Zuuee towarzystwo...
19 użytkowników zagłosowało
-
1. Czy według Ciebie tabaka to narkotyk?
-
Tak, jak najbardziej!4
-
Nie, nie sądzę.4
-
Nie, jeśli wciągający potrafi zachować umiar w jej używaniu.11
-
- Zaloguj się lub zarejestruj, aby zagłosować w ankiecie.
Skąd ten tytuł i powyższa mini-sonda? Już wyjaśniam.
Dokładnie w poniedziałek moja mama znalazła w moim biurku puste pudełko po tabace. Gdy wróciłem do domu trwała napięta rozmowa z tatą. Po chwili ja zostałem do nich poproszony. Nie będę dokładnie opisywał jak przebiegała konwersacja, ale skutki były takie:
1) rodzice uznali mnie za ćpuna, czy narkomana (nic nie robiąc sobie z tłumaczeń, że 1 - tabaka jest narkotykiem, który idzie odstawić na bok i zapomnieć, 2 - wciągałem ją może kilka razy - co było prawdą, bo zdarza mi się to tak rzadko, że szkoda w ogóle o tym wspominać.
2) stwierdzili, że obracam się w złym towarzystwie, które ma na mnie zły wpływ i przez nich zmieniam się i popadam w różne nałogi, a od tabaki "TO się zaczyna".

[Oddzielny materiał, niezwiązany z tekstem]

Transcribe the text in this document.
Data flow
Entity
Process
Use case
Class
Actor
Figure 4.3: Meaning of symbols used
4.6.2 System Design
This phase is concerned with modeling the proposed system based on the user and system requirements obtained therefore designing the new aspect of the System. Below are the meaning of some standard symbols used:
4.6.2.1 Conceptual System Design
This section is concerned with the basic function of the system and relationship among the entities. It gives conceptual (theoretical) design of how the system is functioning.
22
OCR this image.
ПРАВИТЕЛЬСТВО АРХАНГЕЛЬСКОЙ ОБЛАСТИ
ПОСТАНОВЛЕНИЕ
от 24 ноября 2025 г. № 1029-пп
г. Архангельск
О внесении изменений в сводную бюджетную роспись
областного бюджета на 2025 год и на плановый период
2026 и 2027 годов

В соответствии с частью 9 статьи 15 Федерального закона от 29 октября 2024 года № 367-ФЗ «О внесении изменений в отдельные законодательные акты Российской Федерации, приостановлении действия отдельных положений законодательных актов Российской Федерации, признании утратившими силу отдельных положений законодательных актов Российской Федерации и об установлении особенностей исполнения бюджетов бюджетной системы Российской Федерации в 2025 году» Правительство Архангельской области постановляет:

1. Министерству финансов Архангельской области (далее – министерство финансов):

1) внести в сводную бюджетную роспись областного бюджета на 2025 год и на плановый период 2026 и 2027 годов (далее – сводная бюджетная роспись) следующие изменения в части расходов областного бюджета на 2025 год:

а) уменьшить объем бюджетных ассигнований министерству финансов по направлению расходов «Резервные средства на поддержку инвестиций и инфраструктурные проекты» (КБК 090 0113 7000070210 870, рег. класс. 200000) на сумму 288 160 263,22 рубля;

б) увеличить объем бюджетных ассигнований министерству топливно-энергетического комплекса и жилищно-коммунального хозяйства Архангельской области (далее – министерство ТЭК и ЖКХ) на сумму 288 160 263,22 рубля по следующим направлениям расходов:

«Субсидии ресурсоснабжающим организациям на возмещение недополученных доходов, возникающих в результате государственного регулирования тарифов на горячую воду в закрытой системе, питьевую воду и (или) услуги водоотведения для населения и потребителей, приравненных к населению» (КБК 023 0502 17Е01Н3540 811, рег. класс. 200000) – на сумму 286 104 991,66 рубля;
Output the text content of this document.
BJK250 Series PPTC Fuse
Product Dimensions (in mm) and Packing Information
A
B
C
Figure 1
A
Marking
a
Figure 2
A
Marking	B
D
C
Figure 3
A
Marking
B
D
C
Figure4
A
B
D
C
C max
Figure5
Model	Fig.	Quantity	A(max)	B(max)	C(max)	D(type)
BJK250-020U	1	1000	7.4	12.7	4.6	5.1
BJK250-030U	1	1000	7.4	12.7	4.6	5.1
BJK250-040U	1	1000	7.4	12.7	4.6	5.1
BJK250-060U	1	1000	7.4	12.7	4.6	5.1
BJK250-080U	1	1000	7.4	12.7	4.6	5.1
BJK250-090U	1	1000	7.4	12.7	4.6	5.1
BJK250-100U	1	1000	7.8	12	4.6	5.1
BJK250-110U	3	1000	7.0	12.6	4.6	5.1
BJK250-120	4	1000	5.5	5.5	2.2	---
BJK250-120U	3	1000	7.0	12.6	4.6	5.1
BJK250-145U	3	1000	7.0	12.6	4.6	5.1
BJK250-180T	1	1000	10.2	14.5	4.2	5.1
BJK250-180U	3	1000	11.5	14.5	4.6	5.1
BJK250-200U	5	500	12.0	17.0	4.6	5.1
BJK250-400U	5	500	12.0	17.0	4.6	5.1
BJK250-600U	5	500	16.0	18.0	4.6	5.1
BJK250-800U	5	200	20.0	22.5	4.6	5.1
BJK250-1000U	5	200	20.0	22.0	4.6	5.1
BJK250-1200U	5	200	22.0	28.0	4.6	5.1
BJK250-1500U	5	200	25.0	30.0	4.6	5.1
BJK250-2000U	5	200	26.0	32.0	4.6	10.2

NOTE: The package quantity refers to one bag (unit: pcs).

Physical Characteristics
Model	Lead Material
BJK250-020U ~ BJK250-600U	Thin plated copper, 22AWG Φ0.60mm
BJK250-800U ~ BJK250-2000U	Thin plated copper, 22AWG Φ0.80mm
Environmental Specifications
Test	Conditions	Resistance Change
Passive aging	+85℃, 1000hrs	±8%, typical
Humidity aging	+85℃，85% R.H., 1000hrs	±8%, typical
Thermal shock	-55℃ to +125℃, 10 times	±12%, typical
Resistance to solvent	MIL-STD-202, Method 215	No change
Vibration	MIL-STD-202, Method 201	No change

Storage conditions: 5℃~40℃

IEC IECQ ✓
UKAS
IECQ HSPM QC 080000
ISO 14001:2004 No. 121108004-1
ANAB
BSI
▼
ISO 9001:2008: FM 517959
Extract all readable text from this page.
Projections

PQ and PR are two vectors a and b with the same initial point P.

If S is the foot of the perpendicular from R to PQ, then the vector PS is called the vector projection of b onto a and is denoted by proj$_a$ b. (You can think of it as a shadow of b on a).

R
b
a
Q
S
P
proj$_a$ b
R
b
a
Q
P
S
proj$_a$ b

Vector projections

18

3) finalnie zabronili mi się spotykać z najlepszym kumplem (bo przecież on też jest ćpunem) i moją dziewczyną, która przecież też należy do grona moich kolegów wiec musi również ćpać. A no i po wakacjach muszę ściąć dredy, czego oczywiście ani myślę zrobić.
Zacznijmy może od tego, że moi rodzice nic nie wiedzą o tabace. Dowodem na to było to, że moja mama po naszej "poważnej rozmowie" musiała sprawdzać w internecie informacji o niej, żeby mieć jakiekolwiek pojęcie na jaki temat się wypowiada. Pominę fakt, że zapamiętała tylko hasła z cyklu "tabaka może uzależnić", a te z serii "oczyszcza drogi oddechowe, a przy tym nie szkodzi im więc jest stosowana przez sportowców" chyba omijała...
Po drugie nie rozumiem jak można porównywać tabakę do papierosów. Bo te drugie faktycznie szkodzą, ale jedyne co łączy oba produkty to tytoń. Różnica jednak jest taka, że w tabace nie ma nic poza nim, a w papierosach więcej jest składników gazów bojowych i rozpuszczalników niż samego tytoniu. Poza tym papierosy się spala i wdycha dym, a tabakę wciągasz do nosa, a potem wydmuchujesz i nie tyrasz sobie przy tym płuc.
Po trzecie tabaka to nie narkotyk. Narkotykiem można nazwać związki chemiczne, które w skrócie: dają silnego kopa, mocno uzależniają (zarówno fizycznie, jak i psychicznie) i wyniszczają organizm. A moi staruszkowie zareagowali, jakby co najmniej wór fety znaleźli...
Przemilczę teksty typu "za naszych czasów...", bo są tak oklepane i przesłodzone, że rzygać się chce...
Kolejna sprawa to "kara". Oni mnie przeca nie karzą tylko odcinają on znajomych "dla mojego dobra". Ale skoro jestem tak zdemoralizowany to co stoi na przeszkodzie wciskać im kity, że idę spotkać się "z ułożoną Ziutą", a tak na prawdę idę do moich "mhocznych i zuuyych znajomych"? No i skoro jestem totalnym recydywistą to myślę, że ich ograniczenia nie stałyby mi na przeszkodzie, by dalej brać tabakę.
Wkurza mnie to, że rodzice traktują mnie jakbym nie miał swojego mózgu. Przecież mam świadomość czego się nie tykać i co zniszczy moje życie. Nie jestem głupi! A oni usilnie mi to wmawiają. Po za tym nie rozumiem schematu, że dobry uczeń jest dobrym kolegą, a słaby uczeń jest złym kolegą... A co to ma k***a do rzeczy się pytam?!
Na zakończenie apel do rodziców: jeśli jeszcze jakiś próbował tekstów "a co do twojej dziewczyny to tego kwiatu to pół światu; jak nie ta to inna; znajdziesz sobie lepszą itp." to nawet nie wiecie jak to potrafi wkurzyć. Dla was to może takie związki to dziecinada, ale nie dla ludzi, o których tak sądzicie.